Here we see that both approaches achieve the same results.

## Initial Expected Returns using Values
Expected return at $t = 0$:
```math
\begin{align*}
g_\pi &= \mathbb{E}_{S_0 \sim p_{S_0}}[v_\pi(S_0)]\\
&= \vec{p}_{S_0}^\top \vec{v}_\pi
\end{align*}

In [24]:
def get_g_pi(p_S0, v_pi):
    g_pi = p_S0 @ v_pi.reshape(-1,1)
    return g_pi[0]

In [25]:
g_pi = get_g_pi(p_S0, v_pi1)
g_pi

np.float64(-3.5606060606060614)

## Policy Improvement Theorem
If for all $s \in S$,
```math
v_\pi(s) \leq \sum_a \pi'(a\mid s)q_\pi(s, a) = \mathbb{E}_{A\sim \pi'(s)}[q_\pi(s,A)]
```
then $\pi \preccurlyeq \pi'$. I.e: $v_\pi(s) \leq v_{\pi'}(s)$.

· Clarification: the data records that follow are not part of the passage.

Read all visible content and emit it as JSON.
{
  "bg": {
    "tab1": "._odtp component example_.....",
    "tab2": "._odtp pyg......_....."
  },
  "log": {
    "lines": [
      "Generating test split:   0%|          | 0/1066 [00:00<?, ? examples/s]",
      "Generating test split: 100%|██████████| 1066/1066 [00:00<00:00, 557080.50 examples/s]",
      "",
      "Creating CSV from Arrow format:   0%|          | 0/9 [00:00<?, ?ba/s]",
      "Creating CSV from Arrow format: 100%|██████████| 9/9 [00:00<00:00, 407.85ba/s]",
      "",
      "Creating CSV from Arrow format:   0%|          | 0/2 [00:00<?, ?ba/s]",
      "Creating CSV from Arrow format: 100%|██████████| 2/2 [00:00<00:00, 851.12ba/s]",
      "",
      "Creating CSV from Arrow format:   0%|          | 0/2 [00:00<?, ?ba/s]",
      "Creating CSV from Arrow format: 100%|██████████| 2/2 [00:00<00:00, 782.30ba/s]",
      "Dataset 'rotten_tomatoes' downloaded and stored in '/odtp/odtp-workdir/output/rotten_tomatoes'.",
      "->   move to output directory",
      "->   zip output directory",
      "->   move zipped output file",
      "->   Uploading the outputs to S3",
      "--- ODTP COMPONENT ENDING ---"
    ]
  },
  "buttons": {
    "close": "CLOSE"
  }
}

Additionally, if there is a state $s \in S$ such that the former inequality holds, there is a state $s \in S$ such that the latter inequality also holds.

In [26]:
def policy_le(v_p1, q_p1, p2):
    return np.all(v_p1 <= (np.array([[1,1,0,0], [0,0,1,1]]) @ (p2 * q_p1)))

In [27]:
pi2 = np.array([0,1,0,1])

In [28]:
policy_le(v_pi1, q_pi1, pi2)

np.True_

### Check if a Policy is Optimal
- For each state-action pair $s \in S$ and $a \in A(s)$: if $\pi(a\mid s) > 0$ and $q_\pi(s, a) < \max_{a' \in A}q_\pi(s, a')$, then the policy is not optimal.
- Otherwise, policy $\pi$ is optimal and cannot be further improved.

In [33]:
def is_policy_optimal(pi, q_pi):
    m = int(len(q_pi) ** (1/2))
    mask = (pi.reshape(m,m) > 0) & (q_pi.reshape(m,m) < np.max(q_pi.reshape(m,m), axis=1).reshape(-1,1))
    return not np.any(mask)

In [30]:
is_policy_optimal(pi, q_pi1)

False

In [31]:
p_pi2_sp_given_s = get_p_pi_sp_given_s(pi2,p_sp_given_s_a)
r_pi2 = get_r_pi(pi2, r) 
v_pi_det, q_pi_det = get_vq1(p_pi_sp_given_s, p_sp_given_s_a, gamma, r_pi2, r)
v_pi_det, q_pi_det

(array([0.75757576, 1.96969697]),
 array([-1.39393939,  0.91919192, -0.15151515,  2.57575758]))

In [32]:
is_policy_optimal(pi2, q_pi_det)

True

### Policy Improvement Algorithm
- For each state $s \in S$, set $\pi'(s) \leftarrow \arg\max_{a \in A}q_\pi(s,a)$.